Al tiempo de la indignación, que no ceja, le ha seguido el de las
propuestas sobre qué hacer con el desconsuelo y el enojo que despertó en
tantos la desaparición de los jóvenes de Ayotzinapa. Cimbrados por lo
ocurrido, muchos buscan provocar cambios antes de que la rutina nos
vuelva a adormecer.
Este fin de semana supe de una acción concreta, inspirada por este
ambiente, que aunque parezca pequeña y sin gran trascendencia, es de las
que creo que serán indispensables si queremos algún día vencer esta
violencia que se nos pega desde hace años.
Ocurrió en un pueblo, en Morelos, no lejos de Cuernavaca. Hace unos
meses, a plena luz del día, policías federales sorprendieron y
detuvieron a un buscado líder del crimen organizado que circulaba sin
escoltas por una céntrica calle de la localidad. En un cruce de tres
calles, conocido como Las Esquinas, varios automóviles le cerraron el
paso a una camioneta y sin un disparo de por medio se llevaron al
conductor y a su acompañante. —Fue en cuestión de segundos— me contó don
Alejandro, dueño de uno de los comercios —la mujer que yo estaba
atendiendo apareció de repente acostada junto a mí detrás de los
refrigeradores—. De momento nadie supo si acababan de ser testigos de un
secuestro o de una detención. Minutos después, cuando regresaron por la
camioneta que había quedado atravesada en plena calle, un hombre se
identificó como policía.
Ese fin de semana no se hablaba de otro tema. La de los jugos, el
carnicero y don Alejandro no salían de su estupor y, aunque rejegos,
contaban a quien se los preguntaba, más lo que no vieron, que lo que sí.
Pasó el tiempo y este fin de semana me contaron la secuela. Hace unas
semanas los visitaron unos hombres trajeados. Fueron a pedirles, con
modos muy amables, que no abrieran sus negocios el viernes 31 de octubre
porque ese día las autoridades iban a hacer una reconstrucción de cómo
se había dado la detención. Les dijeron que puesto que ellos no habían
visto nada y no habían ido a declarar, pues lo mejor era que mantuvieran
ese día las cortinas bajadas. No hubo amenazas, incluso les ofrecieron
pagarles lo que dejarían de ganar ese día. —Lo más fácil hubiera sido
cerrar— me dijo don Alejandro —pero después de lo de Iguala, uno la
verdad se lo piensa—. No se consultaron entre ellos por miedo, pero a
uno se le ocurrió pedirle a las autoridades una carta donde se les
avisara formalmente a los comerciantes y vecinos que se iba a llevar a
cabo la reconstrucción y los conminara a mantener los negocios abiertos.
La carta se hizo y todos pegaron una copia en sus comercios y en las
esquinas.

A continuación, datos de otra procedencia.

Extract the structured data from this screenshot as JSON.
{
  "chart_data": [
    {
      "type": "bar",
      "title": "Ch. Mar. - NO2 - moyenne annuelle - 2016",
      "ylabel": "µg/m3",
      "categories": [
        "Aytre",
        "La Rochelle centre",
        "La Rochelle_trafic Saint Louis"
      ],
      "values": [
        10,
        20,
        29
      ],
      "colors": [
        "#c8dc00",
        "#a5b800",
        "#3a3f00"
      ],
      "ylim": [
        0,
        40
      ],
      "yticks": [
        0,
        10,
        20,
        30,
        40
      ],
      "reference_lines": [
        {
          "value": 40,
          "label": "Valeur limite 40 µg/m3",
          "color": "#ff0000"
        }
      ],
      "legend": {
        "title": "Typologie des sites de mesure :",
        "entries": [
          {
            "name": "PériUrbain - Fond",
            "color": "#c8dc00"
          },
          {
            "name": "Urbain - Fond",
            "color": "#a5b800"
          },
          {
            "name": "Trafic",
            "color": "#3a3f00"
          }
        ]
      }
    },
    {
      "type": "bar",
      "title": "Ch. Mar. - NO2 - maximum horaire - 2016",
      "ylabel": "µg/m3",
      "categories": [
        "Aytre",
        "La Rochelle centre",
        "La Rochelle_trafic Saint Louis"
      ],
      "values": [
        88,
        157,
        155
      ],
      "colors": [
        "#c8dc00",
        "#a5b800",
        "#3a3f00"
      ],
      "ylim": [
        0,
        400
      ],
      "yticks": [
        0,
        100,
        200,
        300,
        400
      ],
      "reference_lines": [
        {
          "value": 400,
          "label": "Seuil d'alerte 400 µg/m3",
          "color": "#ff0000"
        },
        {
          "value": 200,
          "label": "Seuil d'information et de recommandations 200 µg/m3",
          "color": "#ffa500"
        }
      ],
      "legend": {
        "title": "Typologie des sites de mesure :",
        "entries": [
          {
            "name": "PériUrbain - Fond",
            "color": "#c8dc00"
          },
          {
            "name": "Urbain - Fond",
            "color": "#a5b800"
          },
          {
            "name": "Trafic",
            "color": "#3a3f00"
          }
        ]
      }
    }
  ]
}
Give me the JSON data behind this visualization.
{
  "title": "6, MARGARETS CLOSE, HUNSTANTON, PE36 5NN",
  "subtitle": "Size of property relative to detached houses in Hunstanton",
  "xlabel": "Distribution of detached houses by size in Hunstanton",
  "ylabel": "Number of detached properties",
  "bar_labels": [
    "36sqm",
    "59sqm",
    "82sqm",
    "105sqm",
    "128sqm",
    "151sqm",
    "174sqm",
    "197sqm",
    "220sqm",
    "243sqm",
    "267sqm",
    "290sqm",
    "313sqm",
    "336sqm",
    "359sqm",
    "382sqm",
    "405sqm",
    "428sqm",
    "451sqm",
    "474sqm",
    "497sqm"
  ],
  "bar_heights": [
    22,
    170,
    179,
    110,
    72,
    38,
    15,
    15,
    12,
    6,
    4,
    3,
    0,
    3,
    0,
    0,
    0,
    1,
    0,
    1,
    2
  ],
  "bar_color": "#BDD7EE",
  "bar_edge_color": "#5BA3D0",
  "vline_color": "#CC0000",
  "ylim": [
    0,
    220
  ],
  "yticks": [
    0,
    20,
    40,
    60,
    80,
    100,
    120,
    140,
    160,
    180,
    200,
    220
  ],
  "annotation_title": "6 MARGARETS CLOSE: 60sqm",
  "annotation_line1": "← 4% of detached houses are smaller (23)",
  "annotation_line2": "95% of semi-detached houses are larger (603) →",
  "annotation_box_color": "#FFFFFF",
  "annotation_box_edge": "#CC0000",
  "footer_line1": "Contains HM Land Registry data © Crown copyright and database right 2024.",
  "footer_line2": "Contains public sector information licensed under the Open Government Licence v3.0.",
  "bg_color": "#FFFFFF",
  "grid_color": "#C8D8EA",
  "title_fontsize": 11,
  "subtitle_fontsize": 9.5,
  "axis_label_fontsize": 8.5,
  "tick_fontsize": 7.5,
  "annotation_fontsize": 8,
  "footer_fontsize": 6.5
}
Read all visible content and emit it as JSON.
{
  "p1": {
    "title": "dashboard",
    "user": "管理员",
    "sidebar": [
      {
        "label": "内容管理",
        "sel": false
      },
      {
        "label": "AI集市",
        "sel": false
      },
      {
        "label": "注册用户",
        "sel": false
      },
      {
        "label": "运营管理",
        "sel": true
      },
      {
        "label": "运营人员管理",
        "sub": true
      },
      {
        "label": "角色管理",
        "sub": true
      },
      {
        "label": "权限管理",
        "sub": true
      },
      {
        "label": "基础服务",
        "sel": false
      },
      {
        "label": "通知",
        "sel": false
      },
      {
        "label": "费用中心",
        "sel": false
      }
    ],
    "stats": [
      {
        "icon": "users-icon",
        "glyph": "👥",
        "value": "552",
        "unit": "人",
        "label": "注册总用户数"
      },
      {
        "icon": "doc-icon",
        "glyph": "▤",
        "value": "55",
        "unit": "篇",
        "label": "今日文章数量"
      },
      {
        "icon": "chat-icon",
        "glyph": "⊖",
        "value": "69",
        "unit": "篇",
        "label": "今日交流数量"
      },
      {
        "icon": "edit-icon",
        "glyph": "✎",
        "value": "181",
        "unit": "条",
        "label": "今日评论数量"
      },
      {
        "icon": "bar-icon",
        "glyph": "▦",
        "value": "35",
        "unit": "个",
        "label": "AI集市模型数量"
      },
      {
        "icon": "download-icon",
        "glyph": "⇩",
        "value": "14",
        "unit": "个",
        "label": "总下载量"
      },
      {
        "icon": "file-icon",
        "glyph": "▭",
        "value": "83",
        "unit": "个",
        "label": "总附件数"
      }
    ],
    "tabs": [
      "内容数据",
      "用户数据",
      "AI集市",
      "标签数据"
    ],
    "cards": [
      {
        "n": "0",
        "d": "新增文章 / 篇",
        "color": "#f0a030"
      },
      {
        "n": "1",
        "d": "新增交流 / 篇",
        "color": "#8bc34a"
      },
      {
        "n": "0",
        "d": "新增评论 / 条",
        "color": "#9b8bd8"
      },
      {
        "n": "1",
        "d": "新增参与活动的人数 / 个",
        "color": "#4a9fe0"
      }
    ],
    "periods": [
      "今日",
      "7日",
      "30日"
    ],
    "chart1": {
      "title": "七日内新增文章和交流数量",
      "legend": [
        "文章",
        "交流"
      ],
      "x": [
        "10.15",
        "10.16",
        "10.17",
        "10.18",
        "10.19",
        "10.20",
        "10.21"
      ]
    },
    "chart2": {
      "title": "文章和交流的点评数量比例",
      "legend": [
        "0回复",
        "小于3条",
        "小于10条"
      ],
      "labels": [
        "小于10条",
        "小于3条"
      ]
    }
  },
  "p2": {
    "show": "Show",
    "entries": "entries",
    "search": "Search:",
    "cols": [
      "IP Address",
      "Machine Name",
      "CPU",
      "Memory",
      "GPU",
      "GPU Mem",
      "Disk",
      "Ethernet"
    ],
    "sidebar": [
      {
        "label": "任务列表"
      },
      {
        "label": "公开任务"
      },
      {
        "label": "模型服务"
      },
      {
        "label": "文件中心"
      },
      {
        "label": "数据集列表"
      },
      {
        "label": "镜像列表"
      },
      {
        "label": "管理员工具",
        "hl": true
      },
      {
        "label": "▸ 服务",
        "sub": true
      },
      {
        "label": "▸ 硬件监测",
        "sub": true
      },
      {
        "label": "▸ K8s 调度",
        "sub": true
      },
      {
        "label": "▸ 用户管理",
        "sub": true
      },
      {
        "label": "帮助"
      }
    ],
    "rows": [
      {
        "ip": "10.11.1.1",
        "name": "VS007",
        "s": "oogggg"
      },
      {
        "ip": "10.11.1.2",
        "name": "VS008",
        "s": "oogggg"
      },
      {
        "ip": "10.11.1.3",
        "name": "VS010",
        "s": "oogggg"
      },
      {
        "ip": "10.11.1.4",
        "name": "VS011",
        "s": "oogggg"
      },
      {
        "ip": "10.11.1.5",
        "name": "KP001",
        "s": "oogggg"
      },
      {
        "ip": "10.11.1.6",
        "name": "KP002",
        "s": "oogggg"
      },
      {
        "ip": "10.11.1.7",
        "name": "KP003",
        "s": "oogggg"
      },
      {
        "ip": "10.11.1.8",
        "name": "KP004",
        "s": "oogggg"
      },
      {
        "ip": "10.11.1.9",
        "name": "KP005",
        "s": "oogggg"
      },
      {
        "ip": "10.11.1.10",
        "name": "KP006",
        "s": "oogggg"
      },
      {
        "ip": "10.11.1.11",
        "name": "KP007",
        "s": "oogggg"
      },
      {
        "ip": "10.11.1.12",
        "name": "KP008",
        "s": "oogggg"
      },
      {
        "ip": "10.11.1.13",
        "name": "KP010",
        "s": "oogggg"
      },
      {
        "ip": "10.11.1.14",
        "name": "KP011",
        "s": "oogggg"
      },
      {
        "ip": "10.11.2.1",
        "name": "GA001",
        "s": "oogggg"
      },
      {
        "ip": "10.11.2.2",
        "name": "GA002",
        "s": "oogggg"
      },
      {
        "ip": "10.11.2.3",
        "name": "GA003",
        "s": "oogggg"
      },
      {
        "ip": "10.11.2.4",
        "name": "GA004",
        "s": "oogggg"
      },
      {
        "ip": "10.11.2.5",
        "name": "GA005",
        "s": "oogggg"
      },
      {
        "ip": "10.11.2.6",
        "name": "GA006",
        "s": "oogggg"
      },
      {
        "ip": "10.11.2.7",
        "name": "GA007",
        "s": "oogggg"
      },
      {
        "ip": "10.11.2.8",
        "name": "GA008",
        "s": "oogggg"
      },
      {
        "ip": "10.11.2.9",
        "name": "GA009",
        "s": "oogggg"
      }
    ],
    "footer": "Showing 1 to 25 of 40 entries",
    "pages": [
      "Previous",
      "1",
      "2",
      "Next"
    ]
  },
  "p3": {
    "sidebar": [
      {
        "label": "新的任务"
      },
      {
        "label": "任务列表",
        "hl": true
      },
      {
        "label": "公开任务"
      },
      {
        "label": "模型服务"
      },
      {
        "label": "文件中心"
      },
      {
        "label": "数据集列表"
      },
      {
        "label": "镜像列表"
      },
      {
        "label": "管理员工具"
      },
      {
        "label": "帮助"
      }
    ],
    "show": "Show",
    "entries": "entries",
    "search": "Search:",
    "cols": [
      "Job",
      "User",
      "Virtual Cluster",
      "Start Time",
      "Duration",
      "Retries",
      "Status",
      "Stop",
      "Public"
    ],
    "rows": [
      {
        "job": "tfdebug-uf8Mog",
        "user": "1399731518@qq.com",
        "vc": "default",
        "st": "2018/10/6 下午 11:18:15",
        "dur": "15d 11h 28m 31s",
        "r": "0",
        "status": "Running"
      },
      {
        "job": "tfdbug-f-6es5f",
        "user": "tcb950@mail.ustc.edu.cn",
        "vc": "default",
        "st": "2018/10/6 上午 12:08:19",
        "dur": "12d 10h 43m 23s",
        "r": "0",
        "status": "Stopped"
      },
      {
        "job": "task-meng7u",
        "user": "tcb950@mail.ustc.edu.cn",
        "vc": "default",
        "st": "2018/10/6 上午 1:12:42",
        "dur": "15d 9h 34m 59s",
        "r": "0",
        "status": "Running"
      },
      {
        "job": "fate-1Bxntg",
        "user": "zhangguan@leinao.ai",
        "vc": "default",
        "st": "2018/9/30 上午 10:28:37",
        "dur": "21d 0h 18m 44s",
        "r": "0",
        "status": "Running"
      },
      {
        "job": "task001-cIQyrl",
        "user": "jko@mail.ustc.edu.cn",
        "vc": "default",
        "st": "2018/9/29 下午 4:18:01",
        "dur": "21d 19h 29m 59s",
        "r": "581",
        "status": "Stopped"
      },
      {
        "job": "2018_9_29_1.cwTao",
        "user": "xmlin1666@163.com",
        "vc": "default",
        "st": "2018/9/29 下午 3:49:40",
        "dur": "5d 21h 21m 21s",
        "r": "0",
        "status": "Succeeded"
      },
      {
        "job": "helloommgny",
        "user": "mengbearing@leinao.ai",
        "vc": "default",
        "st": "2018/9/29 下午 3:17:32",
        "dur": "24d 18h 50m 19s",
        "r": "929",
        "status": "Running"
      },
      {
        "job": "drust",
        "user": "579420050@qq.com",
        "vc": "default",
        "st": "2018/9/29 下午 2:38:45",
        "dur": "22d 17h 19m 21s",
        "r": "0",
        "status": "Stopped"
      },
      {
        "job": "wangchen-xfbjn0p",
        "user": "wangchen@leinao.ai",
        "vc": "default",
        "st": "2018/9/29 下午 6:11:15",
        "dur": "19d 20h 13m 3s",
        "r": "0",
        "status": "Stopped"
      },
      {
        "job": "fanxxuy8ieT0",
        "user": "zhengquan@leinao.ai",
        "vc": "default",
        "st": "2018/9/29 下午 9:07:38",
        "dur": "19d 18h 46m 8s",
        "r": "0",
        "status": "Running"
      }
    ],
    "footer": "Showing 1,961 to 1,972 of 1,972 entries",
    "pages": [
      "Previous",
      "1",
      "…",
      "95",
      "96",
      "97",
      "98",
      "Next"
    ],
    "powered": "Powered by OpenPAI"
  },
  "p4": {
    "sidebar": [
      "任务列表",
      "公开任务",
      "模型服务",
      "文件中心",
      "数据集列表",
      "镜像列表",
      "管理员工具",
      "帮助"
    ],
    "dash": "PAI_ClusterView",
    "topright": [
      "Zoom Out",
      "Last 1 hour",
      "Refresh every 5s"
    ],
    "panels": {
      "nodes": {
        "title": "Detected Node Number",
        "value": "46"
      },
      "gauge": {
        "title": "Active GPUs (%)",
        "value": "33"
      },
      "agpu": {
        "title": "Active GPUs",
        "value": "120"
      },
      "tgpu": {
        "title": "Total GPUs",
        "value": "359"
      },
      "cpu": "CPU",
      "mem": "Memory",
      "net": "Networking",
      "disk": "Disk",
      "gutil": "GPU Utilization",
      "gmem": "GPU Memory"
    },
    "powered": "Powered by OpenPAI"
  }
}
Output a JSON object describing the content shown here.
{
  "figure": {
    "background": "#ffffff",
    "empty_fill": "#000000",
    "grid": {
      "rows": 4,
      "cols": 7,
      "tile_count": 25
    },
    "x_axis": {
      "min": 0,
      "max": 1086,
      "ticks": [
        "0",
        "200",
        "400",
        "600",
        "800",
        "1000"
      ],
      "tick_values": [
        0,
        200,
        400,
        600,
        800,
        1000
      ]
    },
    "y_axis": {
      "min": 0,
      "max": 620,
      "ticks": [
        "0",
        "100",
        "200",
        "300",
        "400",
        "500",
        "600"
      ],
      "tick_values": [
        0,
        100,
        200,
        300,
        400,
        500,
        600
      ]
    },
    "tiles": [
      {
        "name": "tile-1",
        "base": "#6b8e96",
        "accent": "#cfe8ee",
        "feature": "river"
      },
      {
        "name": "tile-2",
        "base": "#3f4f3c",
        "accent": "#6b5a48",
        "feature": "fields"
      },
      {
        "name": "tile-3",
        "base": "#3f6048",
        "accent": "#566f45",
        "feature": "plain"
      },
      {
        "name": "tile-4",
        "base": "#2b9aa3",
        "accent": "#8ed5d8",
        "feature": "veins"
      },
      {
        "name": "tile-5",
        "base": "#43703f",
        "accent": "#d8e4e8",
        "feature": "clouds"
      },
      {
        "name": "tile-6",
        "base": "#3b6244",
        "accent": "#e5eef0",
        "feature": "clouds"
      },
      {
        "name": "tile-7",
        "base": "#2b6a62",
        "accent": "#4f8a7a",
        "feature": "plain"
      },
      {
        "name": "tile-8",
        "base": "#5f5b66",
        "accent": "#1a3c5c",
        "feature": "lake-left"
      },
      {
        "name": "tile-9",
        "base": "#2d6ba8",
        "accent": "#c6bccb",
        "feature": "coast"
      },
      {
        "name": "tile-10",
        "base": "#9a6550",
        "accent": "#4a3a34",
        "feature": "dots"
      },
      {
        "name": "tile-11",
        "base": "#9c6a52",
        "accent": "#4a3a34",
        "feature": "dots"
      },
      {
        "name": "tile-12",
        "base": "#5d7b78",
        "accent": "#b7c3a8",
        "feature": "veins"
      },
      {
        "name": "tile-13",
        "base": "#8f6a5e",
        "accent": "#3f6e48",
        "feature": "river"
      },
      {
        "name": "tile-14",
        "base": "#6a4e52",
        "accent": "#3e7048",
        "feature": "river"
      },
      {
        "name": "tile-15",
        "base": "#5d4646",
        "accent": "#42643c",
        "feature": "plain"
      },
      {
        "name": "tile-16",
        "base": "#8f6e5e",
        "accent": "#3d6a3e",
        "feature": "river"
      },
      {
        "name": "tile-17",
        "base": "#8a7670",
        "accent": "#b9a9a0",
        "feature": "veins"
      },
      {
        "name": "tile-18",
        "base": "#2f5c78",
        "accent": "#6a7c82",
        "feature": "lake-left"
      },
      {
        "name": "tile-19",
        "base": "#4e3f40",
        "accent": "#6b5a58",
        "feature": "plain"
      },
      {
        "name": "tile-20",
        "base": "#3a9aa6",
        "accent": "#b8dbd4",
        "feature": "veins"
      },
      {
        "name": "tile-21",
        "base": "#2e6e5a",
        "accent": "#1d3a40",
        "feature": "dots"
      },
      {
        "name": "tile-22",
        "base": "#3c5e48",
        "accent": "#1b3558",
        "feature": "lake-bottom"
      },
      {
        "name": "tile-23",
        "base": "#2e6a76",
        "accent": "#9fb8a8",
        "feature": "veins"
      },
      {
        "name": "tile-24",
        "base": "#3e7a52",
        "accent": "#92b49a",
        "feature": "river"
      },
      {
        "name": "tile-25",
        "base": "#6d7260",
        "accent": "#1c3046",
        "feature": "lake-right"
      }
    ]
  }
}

El viernes se llevó a cabo la reconstrucción con todos los
negocios abiertos. Me lo contaron orgullosos. Insisten en que no vieron
nada y que las autoridades sólo les preguntaron nimiedades, pero tenían
la actitud de quien sabe que ganó una batalla. Y me lo repitieron varios
—es que después de lo de Iguala— o —con los muchachos desparecidos ni
modo de cerrar oiga—.
Puede parecer poco, a mí me cambio el ánimo. Saliendo de la zona me
volví e imaginé lo que hubiera sido la reconstrucción en un sitio
deliberadamente abandonado y vacío. Así debe haber sido la inmensa
mayoría de las veces, derrotas aparentemente insignificantes que fueron
poco a poco construyendo nuestro mayúsculo descalabro.
Hay quienes piensan, y no les faltan argumentos, que México está en una
decadencia de la que no saldrá en generaciones. Puede ser. Pero aun si
así fuera nos toca empezar a recuperarlo desde ya. Y eso no lo vamos a
lograr atrincherándonos en nuestra casas temerosos, ni huyendo a la
frontera más cercana. Lo conseguiremos, entre otras cosas, con la suma
de pequeños gestos como la de un grupo de comerciantes el viernes pasado
en una comunidad cercana a Cuernavaca.